天正13(1585)年8月、秀吉の富山攻略から和を講じた成政は、肥後国(※現在の熊本県)の守護職に封じられた。当時、肥後国は最も難治であり、諸侯たちにも恐れられる場所だった。秀吉も成政を嫌っており、領内の反乱で倒れてしまえばいいと思って配置した。若し上手く肥後国を治めきれたら大物、その時は殺すのみだ。成政は、それに気付かないほど屈託のない性格でもあったが、何か秀吉には和らげるようなことをしなければならないことは感じていた。その為、秀吉の正室・ねね(※北の政所)に取り入ることを考えついた。丁度、大阪城内で花の会が催される時期も近く、立山の黒百合を送ることにしたのだ。正室側につくということは、側室の淀君の鼻を開かすことになる。それができれば、北政所は我が身に尽くしてくれるに違いない――。成政なりに女同士の敵対構図を利用した政略を考えた。そうして成政が黒百合を献上すると、北政所は大層喜んだ。「しめしめ、これで自分の地位は安泰」と勝手に喜ぶ成政だった。しかし、女同士の戦いはそう簡単なものではない。
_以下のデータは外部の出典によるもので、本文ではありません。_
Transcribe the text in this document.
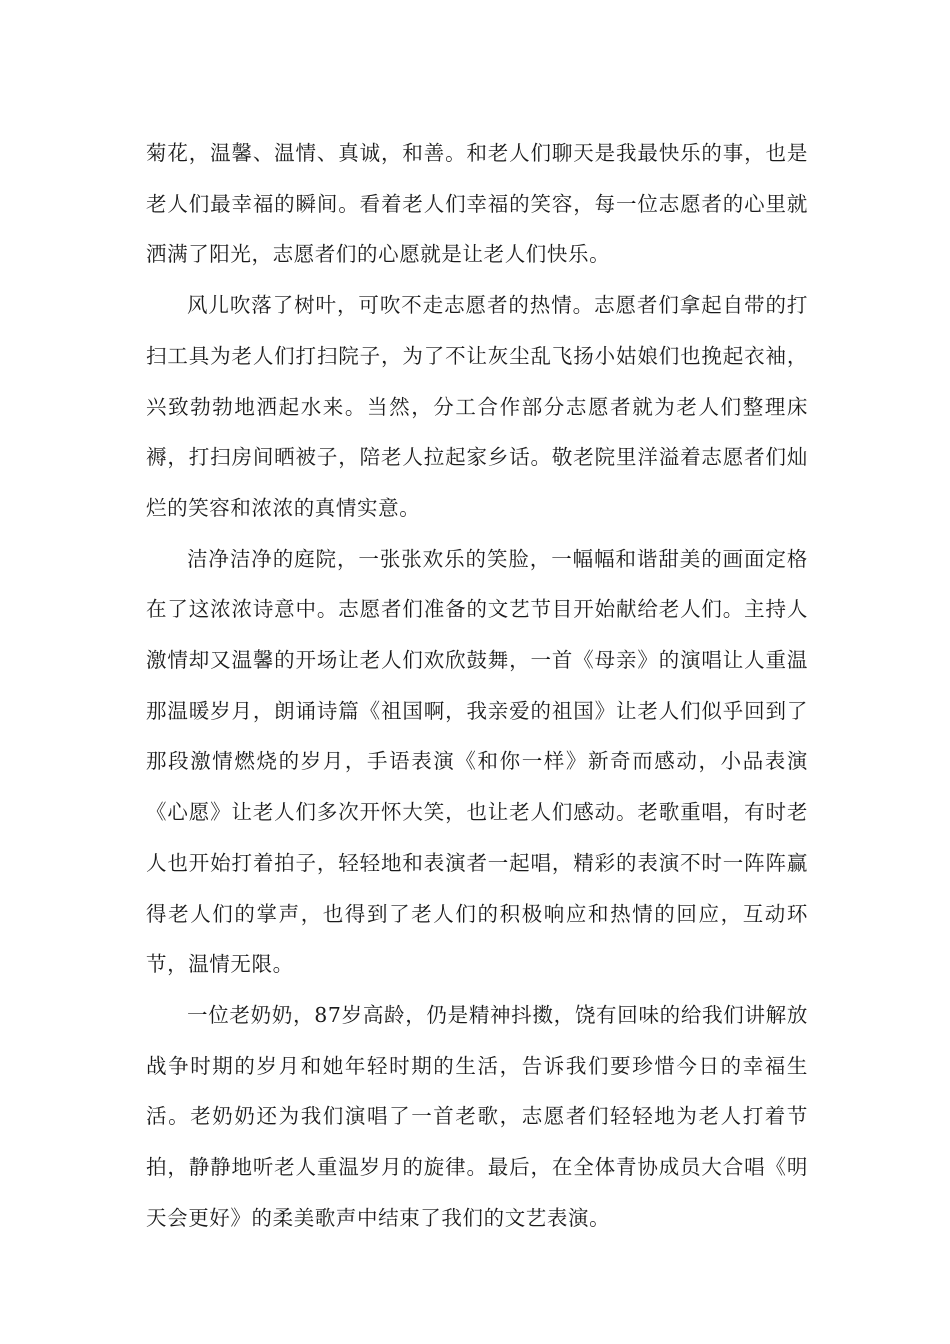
菊花，温馨、温情、真诚，和善。和老人们聊天是我最快乐的事，也是老人们最幸福的瞬间。看着老人们幸福的笑容，每一位志愿者的心里就洒满了阳光，志愿者们的心愿就是让老人们快乐。

风儿吹落了树叶，可吹不走志愿者的热情。志愿者们拿起自带的打扫工具为老人们打扫院子，为了不让灰尘乱飞扬小姑娘们也挽起衣袖，兴致勃勃地洒起水来。当然，分工合作部分志愿者就为老人们整理床褥，打扫房间晒被子，陪老人拉起家乡话。敬老院里洋溢着志愿者们灿烂的笑容和浓浓的真情实意。

洁净洁净的庭院，一张张欢乐的笑脸，一幅幅和谐甜美的画面定格在了这浓浓诗意中。志愿者们准备的文艺节目开始献给老人们。主持人激情却又温馨的开场让老人们欢欣鼓舞，一首《母亲》的演唱让人重温那温暖岁月，朗诵诗篇《祖国啊，我亲爱的祖国》让老人们似乎回到了那段激情燃烧的岁月，手语表演《和你一样》新奇而感动，小品表演《心愿》让老人们多次开怀大笑，也让老人们感动。老歌重唱，有时老人也开始打着拍子，轻轻地和表演者一起唱，精彩的表演不时一阵阵赢得老人们的掌声，也得到了老人们的积极响应和热情的回应，互动环节，温情无限。

一位老奶奶，87岁高龄，仍是精神抖擞，饶有回味的给我们讲解放战争时期的岁月和她年轻时期的生活，告诉我们要珍惜今日的幸福生活。老奶奶还为我们演唱了一首老歌，志愿者们轻轻地为老人打着节拍，静静地听老人重温岁月的旋律。最后，在全体青协成员大合唱《明天会更好》的柔美歌声中结束了我们的文艺表演。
侍女の告げ口から、淀君の耳に黒百合の話が入ってしまう。淀君は直ぐに石田三成を呼び、早馬を出して黒百合を大量に手に入れた。黒百合に敵うのは黒百合しかない。そしていざ、花の会の当日。あふれんばかりの黒百合が花器に盛られ、その妖艶な香りと神秘的な色合いに秀吉の心は釘付けになった。勿論、その花の持ち主は淀君である。淀君は、北政所の黒百合が数本疎らに入った花器を見て、せせら笑った。隣に同じ黒百合があっても、貧相に見えただけ。北政所は敗北を知った。そして、この一連の恥は成政の企てだと思い込んだ。これだけの黒百合を献上できるのは、成政が淀君に送ったに相違ない。私を陥れる為に。しかし、女の恨みに疎い成政は、そんなことは露知らずであった。その3年後、肥後国内での動乱を鎮める為に武力行使を行なったことに対し、秀吉の怒りを買い、成政は申し開きの書状を北政所に送った。しかし、北政所は、その手紙を読まずに切り裂いた。いつかの成政が早百合を切り裂いた時のように、冷酷に、冷淡に。呼び出しを受けた成政は、遥々、播州尼崎まで来ていた。「北政所はとりなしてくれるようだ。わしだとて、御前の前に出れば立派な申し開きをしてみせる」。意気揚々と法園寺にて、秀吉からの使者を待った。そこに訪れた使者は、こう言った。「佐々成政、切腹申し付ける!」。無念――。ただ一言、成政は崩れ落ちた。享年53。それは、早百合の死からそう遠くない時だった。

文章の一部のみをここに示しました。